In altri saggi, Benjamin Franklin avrebbe approfondito la superiorità dei cibi indiani, in particolare il mais che ha trovato essere "uno dei cereali più gradevoli e genuini del mondo". Avrebbe persino discusso della necessità per le forze americane di adottare modalità di guerra indiane, cosa che gli inglesi avevano fatto con successo durante la guerra francese e indiana.

Influenze sugli articoli della Confederazione e della Costituzione

Nel concepire la forma ideale di governo, il colono attinse pensatori europei come Jean Jacques Rousseau, Montesquieu e John Locke. Locke, in particolare, scrisse sullo "stato di perfetta libertà" degli indiani e sostenne teoricamente che il potere non dovrebbe derivare da un monarca ma dal popolo. Ma furono le osservazioni dirette del colono sulle pratiche politiche della confederazione irochese a convincerli di come il potere acquisito dal popolo producesse effettivamente una democrazia funzionale. Secondo Venables, il concetto di ricerca della vita e della libertà è direttamente attribuibile alle influenze native. Tuttavia, dove gli europei si sono discostati dalla teoria politica indiana era nelle loro concezioni della proprietà; la filosofia indiana della proprietà fondiaria comunale era diametralmente opposta all'idea europea della proprietà privata individuale, ed era la protezione della proprietà privata che sarebbe stata la spinta della Costituzione (fino alla creazione della Carta dei diritti, che avrebbe riportato l'attenzione su la protezione della libertà).

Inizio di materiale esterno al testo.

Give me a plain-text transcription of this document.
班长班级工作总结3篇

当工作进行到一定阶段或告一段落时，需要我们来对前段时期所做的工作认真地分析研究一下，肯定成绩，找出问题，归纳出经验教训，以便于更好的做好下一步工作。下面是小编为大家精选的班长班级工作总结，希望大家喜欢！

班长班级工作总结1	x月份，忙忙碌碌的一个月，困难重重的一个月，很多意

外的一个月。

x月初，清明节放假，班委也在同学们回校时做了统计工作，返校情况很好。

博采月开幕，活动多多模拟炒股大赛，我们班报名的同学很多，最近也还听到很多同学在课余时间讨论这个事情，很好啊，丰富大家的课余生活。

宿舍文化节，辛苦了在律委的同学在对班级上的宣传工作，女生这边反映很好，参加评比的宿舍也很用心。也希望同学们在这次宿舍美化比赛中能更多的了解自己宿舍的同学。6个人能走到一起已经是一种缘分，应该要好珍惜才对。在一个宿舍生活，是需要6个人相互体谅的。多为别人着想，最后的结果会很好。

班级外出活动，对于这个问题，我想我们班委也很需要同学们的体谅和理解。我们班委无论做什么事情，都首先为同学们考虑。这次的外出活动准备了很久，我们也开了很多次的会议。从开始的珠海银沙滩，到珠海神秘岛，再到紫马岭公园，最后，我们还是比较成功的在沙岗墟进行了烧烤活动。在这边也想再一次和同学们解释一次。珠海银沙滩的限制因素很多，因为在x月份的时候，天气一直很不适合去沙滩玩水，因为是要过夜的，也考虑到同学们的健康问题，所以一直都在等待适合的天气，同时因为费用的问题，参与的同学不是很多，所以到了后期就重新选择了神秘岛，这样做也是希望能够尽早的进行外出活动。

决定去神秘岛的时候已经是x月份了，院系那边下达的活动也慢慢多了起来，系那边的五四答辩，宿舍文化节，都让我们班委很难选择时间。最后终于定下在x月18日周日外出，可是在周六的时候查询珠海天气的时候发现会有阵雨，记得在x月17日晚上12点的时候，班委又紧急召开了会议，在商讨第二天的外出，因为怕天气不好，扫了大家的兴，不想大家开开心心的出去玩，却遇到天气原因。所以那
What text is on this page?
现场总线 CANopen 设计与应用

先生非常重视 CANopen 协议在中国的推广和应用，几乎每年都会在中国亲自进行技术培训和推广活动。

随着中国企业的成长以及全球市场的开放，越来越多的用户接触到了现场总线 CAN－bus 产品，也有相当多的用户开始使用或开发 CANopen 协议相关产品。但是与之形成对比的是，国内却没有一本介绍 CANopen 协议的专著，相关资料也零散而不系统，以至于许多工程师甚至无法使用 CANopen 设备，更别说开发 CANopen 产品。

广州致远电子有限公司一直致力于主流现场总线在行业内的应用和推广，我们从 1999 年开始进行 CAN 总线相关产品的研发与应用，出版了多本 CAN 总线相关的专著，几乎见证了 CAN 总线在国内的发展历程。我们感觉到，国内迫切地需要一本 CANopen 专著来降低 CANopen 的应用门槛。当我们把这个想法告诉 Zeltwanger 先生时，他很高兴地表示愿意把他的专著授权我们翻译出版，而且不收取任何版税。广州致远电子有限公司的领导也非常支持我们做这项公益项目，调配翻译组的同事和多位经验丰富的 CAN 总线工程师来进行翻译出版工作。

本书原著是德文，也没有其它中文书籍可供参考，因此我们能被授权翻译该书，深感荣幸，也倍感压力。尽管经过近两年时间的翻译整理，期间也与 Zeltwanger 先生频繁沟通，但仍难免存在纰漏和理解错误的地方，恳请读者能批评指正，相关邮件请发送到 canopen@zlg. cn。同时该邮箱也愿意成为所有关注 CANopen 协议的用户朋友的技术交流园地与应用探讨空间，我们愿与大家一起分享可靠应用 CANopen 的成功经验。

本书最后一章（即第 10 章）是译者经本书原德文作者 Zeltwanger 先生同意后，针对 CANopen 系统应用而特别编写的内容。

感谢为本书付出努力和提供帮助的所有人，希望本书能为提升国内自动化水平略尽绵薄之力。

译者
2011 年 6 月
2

Nel complesso, tuttavia, come sostiene Venables, gli Articoli della Confederazione rispecchierebbero più da vicino la teoria politica indiana americana rispetto alla Costituzione, in definitiva a danno delle nazioni indiane. La Costituzione creerebbe un governo centrale in cui si concentrerebbe il potere, contro la confederazione sciolta delle nazioni cooperative ma indipendenti irochesi, che assomiglia molto di più al sindacato creato dagli Articoli. Tale concentrazione di potere consentirebbe l'espansione imperialista degli Stati Uniti lungo le linee dell'Impero Romano, che i Padri Fondatori abbracciarono più delle libertà dei "selvaggi", che vedevano inevitabilmente incontrare lo stesso destino dei loro antenati tribali in Europa. Ironia della sorte, la Costituzione avrebbe seguito il modello stesso della centralizzazione britannica contro cui i coloni si ribellarono, nonostante le lezioni apprese dagli irochesi.